L'histoire d'un groupe multinational au cours d'un conflit pose la question du droit de propriété pendant la guerre. Il y a deux mille ans, l'avocat Cicéron a donné la réponse sous forme d'un adage célèbre : « Inter arma enim silent leges » que l'on peut traduire par « En temps de guerre, les lois deviennent muettes ». Autrement dit, lorsque la force des armes s'impose, l'actionnaire peut bien conserver la nue propriété d'une entreprise, il n'en n'a plus la jouissance. La puissance belligérante impose l'arbitraire de sa loi dans les territoires qu'il contrôle et dispose par conséquent des entreprises comme il l'entend

Dans les différentes filiales de l'ITT, la logique multinationale qui présidait en temps de paix fait alors place à une logique nationale. L'État s'impose comme client, détermine les investissements, fixe le niveau des bénéfices, des salaires, du temps de travail.

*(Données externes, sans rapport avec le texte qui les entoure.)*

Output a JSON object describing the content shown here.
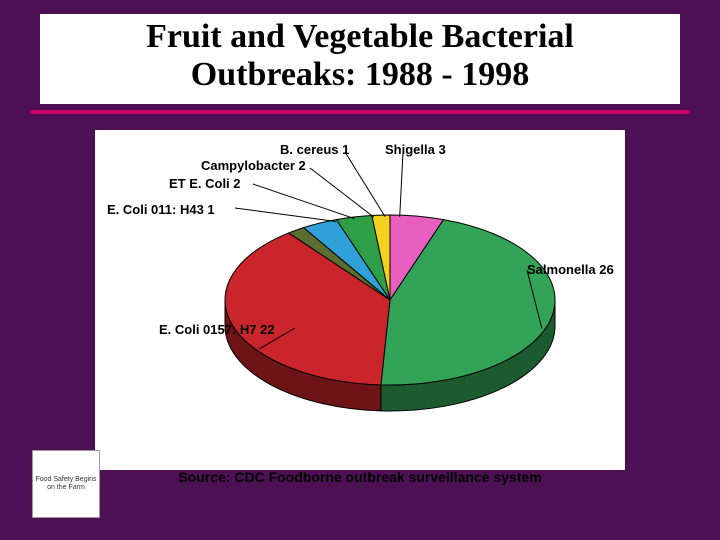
{
  "title_line1": "Fruit and Vegetable Bacterial",
  "title_line2": "Outbreaks: 1988 - 1998",
  "hr_color": "#cc0066",
  "slide_bg": "#4e1054",
  "chart": {
    "type": "pie",
    "outline_color": "#000000",
    "side_color": "#404040",
    "slices": [
      {
        "label": "Salmonella 26",
        "value": 26,
        "color": "#33a457"
      },
      {
        "label": "E. Coli 0157: H7 22",
        "value": 22,
        "color": "#c9252b"
      },
      {
        "label": "E. Coli 011: H43 1",
        "value": 1,
        "color": "#5a6e2f"
      },
      {
        "label": "ET E. Coli 2",
        "value": 2,
        "color": "#2fa0d8"
      },
      {
        "label": "Campylobacter 2",
        "value": 2,
        "color": "#2e9f47"
      },
      {
        "label": "B. cereus 1",
        "value": 1,
        "color": "#f2d21f"
      },
      {
        "label": "Shigella 3",
        "value": 3,
        "color": "#e85fbf"
      }
    ]
  },
  "labels": {
    "shigella": "Shigella 3",
    "bcereus": "B. cereus 1",
    "campy": "Campylobacter 2",
    "etecoli": "ET E. Coli 2",
    "ecoli011": "E. Coli 011: H43 1",
    "ecoli0157": "E. Coli 0157: H7 22",
    "salmonella": "Salmonella 26"
  },
  "source": "Source: CDC Foodborne outbreak surveillance system",
  "logo_text": "Food Safety Begins on the Farm"
}
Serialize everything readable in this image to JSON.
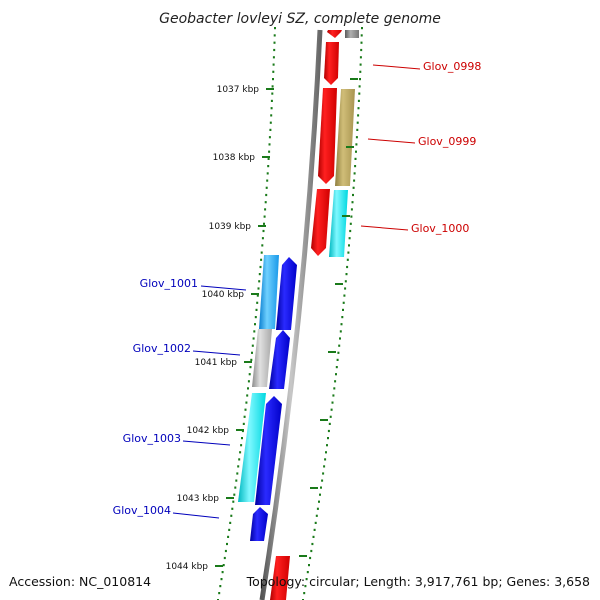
{
  "title": "Geobacter lovleyi SZ, complete genome",
  "footer": {
    "accession": "Accession: NC_010814",
    "summary": "Topology: circular; Length: 3,917,761 bp; Genes: 3,658"
  },
  "colors": {
    "backbone": "#888888",
    "ticks": "#1a7a1a",
    "forward_label": "#cc0000",
    "reverse_label": "#0000bb",
    "red": "#ff0000",
    "tan": "#b8a460",
    "cyan": "#00e0e8",
    "blue": "#0000e0",
    "lightblue": "#1ea6f0",
    "grey": "#b0b0b0",
    "darkgrey": "#8a8a8a"
  },
  "ticks": [
    {
      "label": "1037 kbp"
    },
    {
      "label": "1038 kbp"
    },
    {
      "label": "1039 kbp"
    },
    {
      "label": "1040 kbp"
    },
    {
      "label": "1041 kbp"
    },
    {
      "label": "1042 kbp"
    },
    {
      "label": "1043 kbp"
    },
    {
      "label": "1044 kbp"
    }
  ],
  "gene_labels": [
    {
      "name": "Glov_0998",
      "strand": "forward"
    },
    {
      "name": "Glov_0999",
      "strand": "forward"
    },
    {
      "name": "Glov_1000",
      "strand": "forward"
    },
    {
      "name": "Glov_1001",
      "strand": "reverse"
    },
    {
      "name": "Glov_1002",
      "strand": "reverse"
    },
    {
      "name": "Glov_1003",
      "strand": "reverse"
    },
    {
      "name": "Glov_1004",
      "strand": "reverse"
    }
  ]
}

En Allemagne nazie comme aux États-Unis, le propriétaire n'a d'autre choix que de faire tourner son entreprise et de la mettre à disposition de son pays. Et avec le retour à la paix reviennent les beaux jours pour les avocats dans les multiples contentieux que fait naitre la résurgence du droit de propriété.

Hibernation du quartier général de la multinationale pendant le conflit mondial ? Les choses ne sont pas si simples, tous les pays ne sont pas belligérants et l'ITT est particulièrement bien implanté dans certains pays neutres, la Suisse bien sûr, mais aussi l'Espagne et l'ensemble des pays d'Amérique latine. Dans ces pays neutres les armes n'ont pas fait taire la loi, les règles du commerce international continuent à s'appliquer, c'est-à-dire que les filiales continuent à verser dividendes et redevances à la maison mère.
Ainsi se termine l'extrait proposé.